Time Complexity: O(N), where N is the number of nodes in the tree. Each node is visited exactly once.

Space Complexity: O(H), where H is the height of the tree. This is due to the recursive call stack. In the worst case (a skewed tree), H could be N. In the best case (a balanced tree), H is log₂N.

Solution 2: Iterative Approach with Stack

This approach avoids recursion by using a stack to simulate the recursive calls.

Algorithm:

  1. Initialize an empty stack stack and an empty result list result.
  2. While the stack is not empty or the current node is not null:
    • If the current node is not null: push the current node onto the stack and move to its left child.
    • Otherwise (current node is null): pop a node from the stack, add its value to result, and move to its right child.

Code (Python):

class Solution:
    def inorderTraversal(self, root: Optional[TreeNode]) -> List[int]:
        result = []
        stack = []
        current = root
        while current or stack:
            while current:
                stack.append(current)
                current = current.left
            current = stack.pop()
            result.append(current.val)
            current = current.right
        return result

Time Complexity: O(N) - Each node is visited and processed once.

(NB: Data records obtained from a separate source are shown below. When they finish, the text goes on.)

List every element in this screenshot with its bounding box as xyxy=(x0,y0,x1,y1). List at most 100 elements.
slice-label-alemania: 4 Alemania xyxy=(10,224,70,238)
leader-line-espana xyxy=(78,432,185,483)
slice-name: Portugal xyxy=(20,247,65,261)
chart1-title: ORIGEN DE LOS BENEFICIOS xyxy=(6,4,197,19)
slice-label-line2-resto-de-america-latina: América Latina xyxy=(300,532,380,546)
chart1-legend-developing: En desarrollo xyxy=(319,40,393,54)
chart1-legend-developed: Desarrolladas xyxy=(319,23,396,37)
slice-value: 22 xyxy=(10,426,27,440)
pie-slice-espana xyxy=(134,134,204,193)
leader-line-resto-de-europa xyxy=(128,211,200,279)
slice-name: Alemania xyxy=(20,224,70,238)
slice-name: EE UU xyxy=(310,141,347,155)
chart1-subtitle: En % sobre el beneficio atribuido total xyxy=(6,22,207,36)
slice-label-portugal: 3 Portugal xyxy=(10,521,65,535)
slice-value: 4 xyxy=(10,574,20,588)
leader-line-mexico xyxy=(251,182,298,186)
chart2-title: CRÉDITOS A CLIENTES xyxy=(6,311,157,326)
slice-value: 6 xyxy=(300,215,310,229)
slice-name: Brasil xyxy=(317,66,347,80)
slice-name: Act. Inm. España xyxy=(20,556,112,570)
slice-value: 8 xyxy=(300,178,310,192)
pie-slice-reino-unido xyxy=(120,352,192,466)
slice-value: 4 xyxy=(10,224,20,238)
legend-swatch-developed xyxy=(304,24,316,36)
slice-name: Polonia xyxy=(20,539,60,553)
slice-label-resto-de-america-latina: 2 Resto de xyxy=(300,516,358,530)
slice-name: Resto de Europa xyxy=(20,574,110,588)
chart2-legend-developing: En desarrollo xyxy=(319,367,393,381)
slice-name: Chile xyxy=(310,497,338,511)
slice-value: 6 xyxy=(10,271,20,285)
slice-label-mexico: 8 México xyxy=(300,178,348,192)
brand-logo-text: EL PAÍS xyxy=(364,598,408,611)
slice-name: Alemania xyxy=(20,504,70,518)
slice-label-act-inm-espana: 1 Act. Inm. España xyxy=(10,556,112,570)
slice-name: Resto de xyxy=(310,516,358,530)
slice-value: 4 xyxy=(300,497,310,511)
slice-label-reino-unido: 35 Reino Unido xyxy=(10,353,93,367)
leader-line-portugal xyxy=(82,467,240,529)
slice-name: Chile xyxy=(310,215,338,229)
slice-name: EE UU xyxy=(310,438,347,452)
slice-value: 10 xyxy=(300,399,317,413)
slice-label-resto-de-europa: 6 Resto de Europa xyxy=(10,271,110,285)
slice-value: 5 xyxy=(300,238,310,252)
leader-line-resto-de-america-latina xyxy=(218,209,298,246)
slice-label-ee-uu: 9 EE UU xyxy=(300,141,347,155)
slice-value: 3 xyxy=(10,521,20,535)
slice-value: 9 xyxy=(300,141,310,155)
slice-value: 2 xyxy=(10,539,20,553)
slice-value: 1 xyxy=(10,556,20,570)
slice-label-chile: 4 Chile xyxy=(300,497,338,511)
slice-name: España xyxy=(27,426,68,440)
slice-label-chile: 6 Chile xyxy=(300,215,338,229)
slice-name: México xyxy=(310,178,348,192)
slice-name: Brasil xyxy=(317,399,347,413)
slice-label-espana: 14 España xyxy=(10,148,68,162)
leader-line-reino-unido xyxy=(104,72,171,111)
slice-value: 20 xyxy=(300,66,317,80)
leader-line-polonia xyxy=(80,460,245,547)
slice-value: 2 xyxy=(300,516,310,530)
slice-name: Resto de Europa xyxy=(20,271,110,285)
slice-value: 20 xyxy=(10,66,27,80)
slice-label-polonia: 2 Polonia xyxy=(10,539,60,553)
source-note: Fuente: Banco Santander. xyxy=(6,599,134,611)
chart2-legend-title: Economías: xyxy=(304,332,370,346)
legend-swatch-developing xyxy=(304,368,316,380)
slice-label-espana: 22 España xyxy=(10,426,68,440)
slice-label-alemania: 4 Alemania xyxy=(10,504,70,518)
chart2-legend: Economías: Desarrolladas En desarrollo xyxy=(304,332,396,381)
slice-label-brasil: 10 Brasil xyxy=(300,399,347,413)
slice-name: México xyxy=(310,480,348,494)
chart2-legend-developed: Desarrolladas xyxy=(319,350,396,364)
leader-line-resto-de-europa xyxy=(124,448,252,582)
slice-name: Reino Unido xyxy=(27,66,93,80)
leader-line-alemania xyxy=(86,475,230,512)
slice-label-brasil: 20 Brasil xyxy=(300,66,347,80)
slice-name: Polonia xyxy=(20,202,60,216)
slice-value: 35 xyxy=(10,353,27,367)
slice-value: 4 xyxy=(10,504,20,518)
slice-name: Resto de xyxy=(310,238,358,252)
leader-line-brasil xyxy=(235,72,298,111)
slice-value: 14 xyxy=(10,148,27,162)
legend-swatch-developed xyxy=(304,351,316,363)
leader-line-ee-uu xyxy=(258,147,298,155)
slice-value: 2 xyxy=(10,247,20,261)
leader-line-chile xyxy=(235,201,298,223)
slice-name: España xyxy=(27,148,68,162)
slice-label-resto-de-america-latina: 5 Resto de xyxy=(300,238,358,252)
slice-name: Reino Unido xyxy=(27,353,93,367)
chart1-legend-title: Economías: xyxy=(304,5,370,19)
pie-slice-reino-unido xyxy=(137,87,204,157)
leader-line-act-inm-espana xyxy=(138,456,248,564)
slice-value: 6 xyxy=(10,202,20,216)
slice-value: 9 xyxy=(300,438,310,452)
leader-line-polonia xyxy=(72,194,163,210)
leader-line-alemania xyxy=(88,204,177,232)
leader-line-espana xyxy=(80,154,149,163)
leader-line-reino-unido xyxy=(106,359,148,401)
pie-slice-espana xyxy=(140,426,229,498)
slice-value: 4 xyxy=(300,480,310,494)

Space Complexity: O(H) - In the worst case (a skewed tree), the stack can grow to the height of the tree (H). In a balanced tree, H = log₂N.

Solution 3: Morris Traversal (In-order)

This approach is space-efficient, achieving O(1) space complexity. It cleverly uses the tree structure itself to track the traversal.

Algorithm:

  1. Initialize an empty result list result.
  2. While the current node is not null:
    • If the current node's left child is null: add the current node's value to result and move to the right child.
    • Otherwise: find the inorder predecessor (rightmost node in the left subtree).
      • If the predecessor's right child is null: set the predecessor's right child to the current node and move to the left child.
      • Otherwise: add the current node's value to result, set the predecessor's right child to null (to disconnect the temporary link), and move to the right child.

Code (Python):

class Solution:
    def inorderTraversal(self, root: Optional[TreeNode]) -> List[int]:
        result = []
        current = root
        while current:
            if not current.left:
                result.append(current.val)
                current = current.right
            else:
                predecessor = current.left
                while predecessor.right and predecessor.right != current:
                    predecessor = predecessor.right
                if not predecessor.right:
                    predecessor.right = current
                    current = current.left
                else:
                    result.append(current.val)
                    predecessor.right = None
                    current = current.right
        return result

Time Complexity: O(N) - Each node is visited and processed once.

Space Complexity: O(1) - No extra space is used beyond a few pointers.

Summary Table:

| Approach | Time Complexity | Space Complexity | |-----------------|-----------------|--------------------| | Recursive | O(N) | O(H) | | Iterative (Stack)| O(N) | O(H) | | Morris Traversal| O(N) | O(1) |

The choice of which solution to use depends on the specific constraints of your problem. If space is a critical concern, Morris traversal is the best option. Otherwise, the recursive or iterative stack-based approaches are generally simpler to understand and implement.